In viewing the images, we can literally experience the joy of the artist in the process of creation, as well as the pain of aging, perhaps foremost among them her inability to move around as freely as possible, as she was paralyzed from the hip down. The photographer uses a variety of techniques to show the difficulties of both artistic creation and old age, such as distortions and long exposures with the resulting blurred appearances: self-reflection through visual ambiguity. The viewer is not only reminded of the work of John Coplans, but also of Cindy Sherman: Louise Bourgeois here assumes many roles (some with disguises) in a number of settings within her house. A very creative look at the last few years of this artist as a result; she is shown working in her studio on paintings, posing with some small sculptures, as well as in mundane settings of everyday life.

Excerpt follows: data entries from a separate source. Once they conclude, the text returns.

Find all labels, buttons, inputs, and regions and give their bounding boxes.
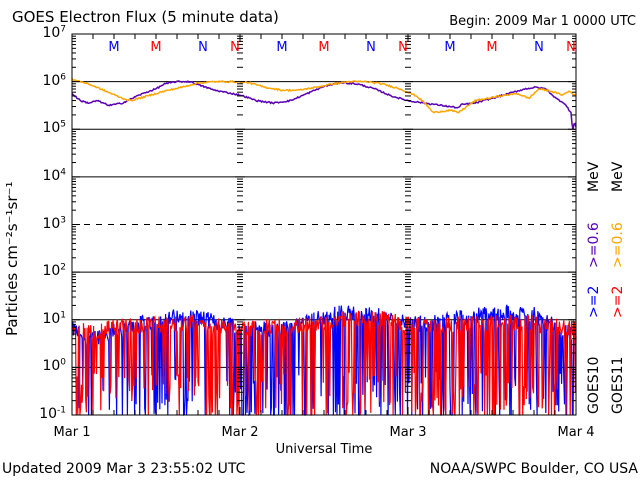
local-time-marker: M bbox=[150, 40, 161, 55]
y-tick-exponent: 0 bbox=[60, 357, 66, 368]
local-time-marker: N bbox=[230, 40, 240, 55]
local-time-marker: M bbox=[108, 40, 119, 55]
local-time-marker: N bbox=[534, 40, 544, 55]
legend-unit: MeV bbox=[610, 161, 626, 192]
local-time-marker: M bbox=[318, 40, 329, 55]
x-tick-label: Mar 1 bbox=[53, 425, 91, 440]
x-axis-label: Universal Time bbox=[275, 442, 373, 457]
y-tick-exponent: 2 bbox=[60, 262, 66, 273]
y-tick-base: 10 bbox=[42, 167, 61, 184]
y-tick-base: 10 bbox=[42, 25, 61, 41]
y-tick-base: 10 bbox=[39, 406, 58, 422]
y-tick-label: 104 bbox=[22, 168, 66, 184]
y-tick-base: 10 bbox=[42, 72, 61, 89]
x-tick-label: Mar 4 bbox=[557, 425, 595, 440]
y-tick-label: 100 bbox=[22, 358, 66, 374]
updated-timestamp: Updated 2009 Mar 3 23:55:02 UTC bbox=[2, 461, 246, 477]
series-line bbox=[71, 78, 577, 114]
legend-low-energy: >=2 bbox=[586, 285, 602, 318]
series-line bbox=[71, 80, 577, 130]
y-tick-base: 10 bbox=[42, 263, 61, 280]
local-time-marker: N bbox=[198, 40, 208, 55]
y-tick-exponent: 4 bbox=[60, 167, 66, 178]
y-tick-exponent: 1 bbox=[60, 310, 66, 321]
local-time-marker: M bbox=[486, 40, 497, 55]
series-layer bbox=[71, 78, 577, 417]
y-tick-label: 105 bbox=[22, 120, 66, 136]
frame-layer bbox=[71, 33, 577, 416]
legend-satellite: GOES10 bbox=[586, 356, 602, 414]
y-tick-exponent: 6 bbox=[60, 71, 66, 82]
legend-high-energy: >=0.6 bbox=[610, 222, 626, 268]
y-tick-label: 10-1 bbox=[22, 406, 66, 422]
local-time-marker: M bbox=[276, 40, 287, 55]
legend-unit: MeV bbox=[586, 161, 602, 192]
y-tick-base: 10 bbox=[42, 310, 61, 327]
y-tick-base: 10 bbox=[42, 215, 61, 232]
y-tick-base: 10 bbox=[42, 120, 61, 137]
credit-label: NOAA/SWPC Boulder, CO USA bbox=[429, 461, 638, 477]
local-time-marker: M bbox=[444, 40, 455, 55]
legend-high-energy: >=0.6 bbox=[586, 222, 602, 268]
y-tick-exponent: 7 bbox=[60, 24, 66, 35]
x-tick-label: Mar 3 bbox=[389, 425, 427, 440]
y-tick-label: 103 bbox=[22, 214, 66, 232]
local-time-marker: N bbox=[366, 40, 376, 55]
legend-low-energy: >=2 bbox=[610, 285, 626, 318]
y-tick-label: 107 bbox=[22, 25, 66, 41]
legend-satellite: GOES11 bbox=[610, 356, 626, 414]
x-tick-label: Mar 2 bbox=[221, 425, 259, 440]
local-time-marker: N bbox=[566, 40, 576, 55]
y-tick-base: 10 bbox=[42, 358, 61, 375]
y-tick-exponent: -1 bbox=[57, 405, 66, 416]
chart-title: GOES Electron Flux (5 minute data) bbox=[12, 8, 279, 26]
y-tick-exponent: 3 bbox=[60, 214, 66, 225]
begin-label: Begin: 2009 Mar 1 0000 UTC bbox=[449, 14, 636, 29]
y-tick-label: 102 bbox=[22, 263, 66, 279]
y-tick-exponent: 5 bbox=[60, 119, 66, 130]
series-line bbox=[71, 310, 577, 416]
y-tick-label: 101 bbox=[22, 311, 66, 327]
y-axis-label: Particles cm⁻²s⁻¹sr⁻¹ bbox=[3, 181, 21, 336]
y-tick-label: 106 bbox=[22, 71, 66, 89]
local-time-marker: N bbox=[398, 40, 408, 55]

This book confronts the viewer with his or her own aging process and creativity. It is a stark yet supportive and positive, even optimistic presentation, at times with some humor as well. As the artist is shown active even at the very end, we get the idea that she is creative and hopeful in spite of it all. Since Louise Bourgeois considered much of her work autobiographical, based in part on childhood traumas, these portraits give us a glimpses of the relationships between the artist and her art, and many other dimensions to reflect on as well. The human body, with its fragile and temporary nature, was a main theme in her art, and this is certainly well represented in this visceral yet elegant collaborative photographic study.